EDITORIAL: State Bank of Pakistan (SBP) has uploaded government debt figures on its website that support the view of independent economists and publications, including Business Recorder, that debt during the sixteen-month-long Pakistan Democratic Movement (PDM)-led government rose dramatically – total debt as well as the rise in percentage terms.
Total debt rose from 47.8 trillion rupees end June 2022 (with an average rupee-dollar parity for the fiscal year at 204.3 rupees as per the Pakistan Bureau of Statistics) to 60.8 trillion rupees end-June 2023 (average rupee-dollar parity at 286.5 for the year).
This differential in the external value of the rupee accounts for the rise in external debt from 16.7 trillion rupees end June 2022 to 22 trillion rupees end June 2023 – a claim that is backed by two factors supported by empirical evidence: (i) long-term borrowing from multilaterals and bilaterals dried up completely after the seventh/eighth review was signed by the PDM’s first economic team leaders namely Miftah Ismail and Acting Governor SBP Murtaza Syed mid-August 2022 as after the appointment of Ishaq Dar as the Finance Minister these inflows ceased due to Dar’s violation of the seventh/eighth review agreement with the International Monetary Fund; and (ii) short-term borrowing and debt equity (sukuk/Eurbonds) was at too high a cost due to the suspended Extended Fund Facility (EFF) programme.
The bulk of the rise in government borrowing was therefore from the domestic market with long-term domestic debt rising from 20.8 trillion rupees by end June 2022 to 29.3 trillion rupees end June 2023 and short-term debt rising from 6.8 trillion rupees to 9.3 trillion rupees. This is a highly inflationary policy and majorly contributes to the July 28.3 percent Consumer Price Index.
Three observations are in order. First, savings schemes (net of prize bonds), available to the general public (with no access to private investors and only the government eligible to borrow), declined from 3.2 trillion rupees end-June 2022 to 2.9 trillion rupees end June 2023 – a decline of 12 percent attributable to the rise in annual CPI from 8.4 percent in 2021-22 to 24.9 percent in 2022-23.
With the recent significant rise in utility and petroleum prices, which have a significant across the board impact on the prices of several items, including transport of goods and people, the capacity of private individuals to save in these schemes will be further compromised in months to come.
Second, the government unwisely used these savings of mainly private individuals as well as the rise in domestic borrowing to fund current expenditure.
The 8.7 trillion rupees budgeted as current expenditure for 2022-23 was approved by the IMF as a prior condition of the seventh/eighth review; however, the revised estimates for the year indicate that this was inexplicably raised by a whopping 1.8 trillion rupees – inexplicable because the country was facing the looming threat of default.
It is no surprise that nearly 1.3 trillion rupees was due to a rise in the markup on domestic debt while 439 billion rupees was revised upward due to a 66 percent increase in subsidies from what was budgeted again an inflationary policy as it is not backed by increase in output.

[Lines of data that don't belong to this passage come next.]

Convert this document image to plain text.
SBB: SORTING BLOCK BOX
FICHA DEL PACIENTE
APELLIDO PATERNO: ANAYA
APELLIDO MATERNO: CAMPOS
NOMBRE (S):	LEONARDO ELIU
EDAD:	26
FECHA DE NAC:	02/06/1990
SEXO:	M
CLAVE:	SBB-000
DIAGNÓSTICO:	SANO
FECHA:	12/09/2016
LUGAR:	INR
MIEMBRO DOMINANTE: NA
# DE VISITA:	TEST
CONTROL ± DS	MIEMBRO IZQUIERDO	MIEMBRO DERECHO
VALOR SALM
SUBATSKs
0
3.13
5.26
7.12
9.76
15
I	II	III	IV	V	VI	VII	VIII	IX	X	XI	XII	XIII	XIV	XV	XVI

And finally, the growth rate for last fiscal year is 0.5 percent with even more concerning macroeconomic data was released by the Finance Division in the monthly Economic Update and Outlook report for July: remittances down by 13.6 percent last fiscal year compared to the year before, exports down by 14.1 percent, Foreign Direct Investment down by 24.8 percent, foreign exchange reserves rose to 8.79 billion dollars, (mainly debt acquired after the then Prime Minister Shehbaz Sharif engaged directly with the IMF as his economic team leader was visibly sabotaging a staff-level agreement), fiscal deficit rose by 34.1 percent in 2022-23 compared to the year before, credit to private sector plummeted by 98.2 percent and large-scale manufacturing registered negative 9.9 percent growth for last year compared to the year before.
It is becoming increasingly compelling for the economic team to consider some measures to spread out the cost of domestic debt. This would have to be done in a way that does not seriously impair or damage the balance sheets of local banks. This would require innovative steps in the fiscal domain.

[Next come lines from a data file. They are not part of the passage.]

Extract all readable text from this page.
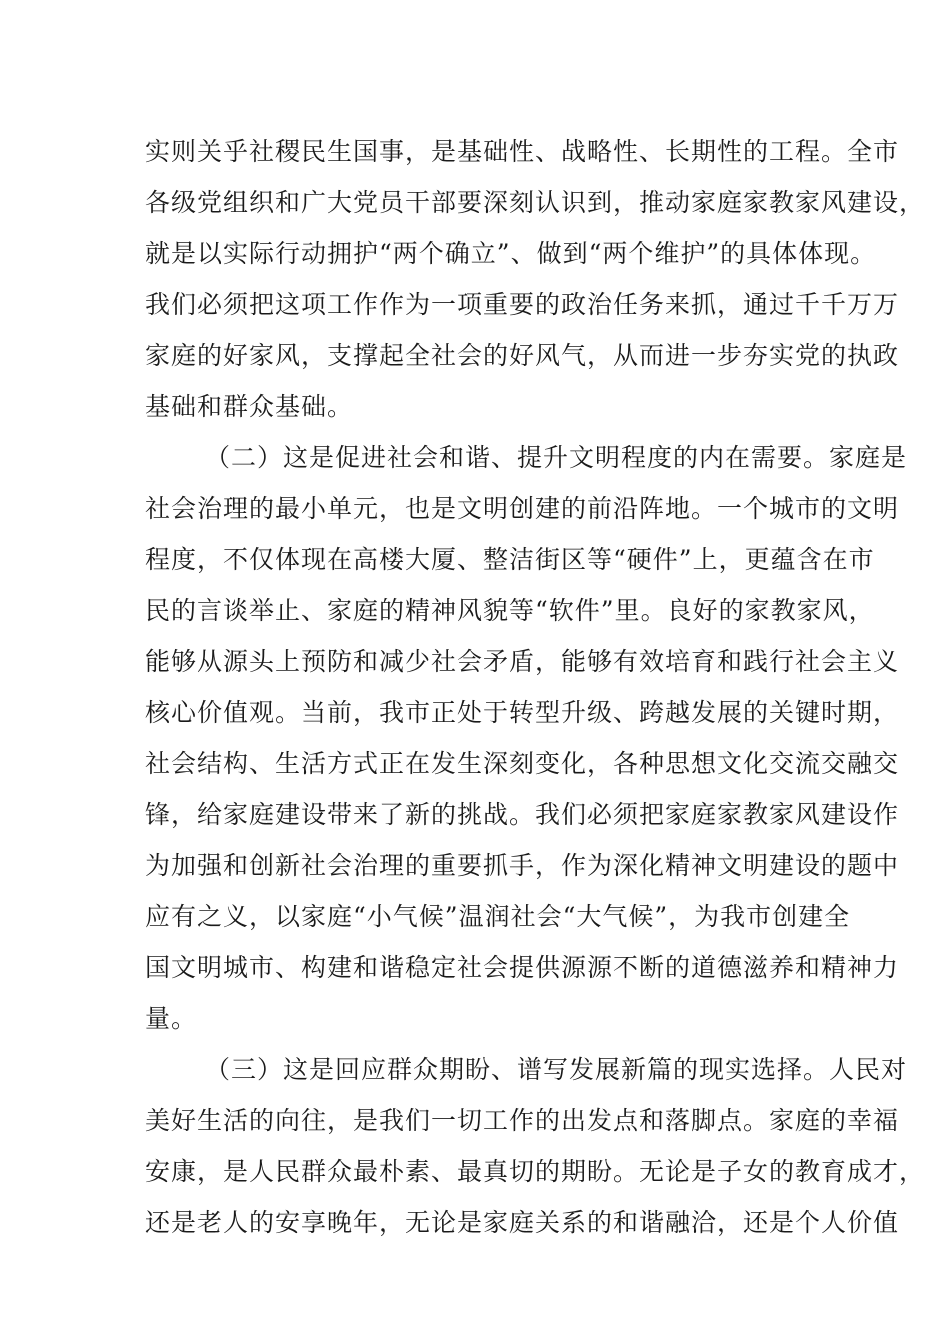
实则关乎社稷民生国事，是基础性、战略性、长期性的工程。全市
各级党组织和广大党员干部要深刻认识到，推动家庭家教家风建设，
就是以实际行动拥护“两个确立”、做到“两个维护”的具体体现。
我们必须把这项工作作为一项重要的政治任务来抓，通过千千万万
家庭的好家风，支撑起全社会的好风气，从而进一步夯实党的执政
基础和群众基础。
（二）这是促进社会和谐、提升文明程度的内在需要。家庭是
社会治理的最小单元，也是文明创建的前沿阵地。一个城市的文明
程度，不仅体现在高楼大厦、整洁街区等“硬件”上，更蕴含在市
民的言谈举止、家庭的精神风貌等“软件”里。良好的家教家风，
能够从源头上预防和减少社会矛盾，能够有效培育和践行社会主义
核心价值观。当前，我市正处于转型升级、跨越发展的关键时期，
社会结构、生活方式正在发生深刻变化，各种思想文化交流交融交
锋，给家庭建设带来了新的挑战。我们必须把家庭家教家风建设作
为加强和创新社会治理的重要抓手，作为深化精神文明建设的题中
应有之义，以家庭“小气候”温润社会“大气候”，为我市创建全
国文明城市、构建和谐稳定社会提供源源不断的道德滋养和精神力
量。
（三）这是回应群众期盼、谱写发展新篇的现实选择。人民对
美好生活的向往，是我们一切工作的出发点和落脚点。家庭的幸福
安康，是人民群众最朴素、最真切的期盼。无论是子女的教育成才，
还是老人的安享晚年，无论是家庭关系的和谐融洽，还是个人价值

Pakistan’s past finance ministers, with no exception, typically blame their predecessors for all the ills in the economy while continuing policies that sustained elite capture of our economy – in terms of both expenditure and revenue. All structural reforms in our poorly performing sectors (particularly energy, tax collection and state-owned entities) remain unimplemented.
It is noteworthy that Pakistan is currently on its 24th IMF programme (Stand-By Arrangement) with conditions that have become steadily harsher and more upfront with time, simply because structural reforms were never implemented. To conclude, one can only hope that valuable lessons have been learned by whoever heads the finance ministry after the elections though past precedence does not provide a comfort level.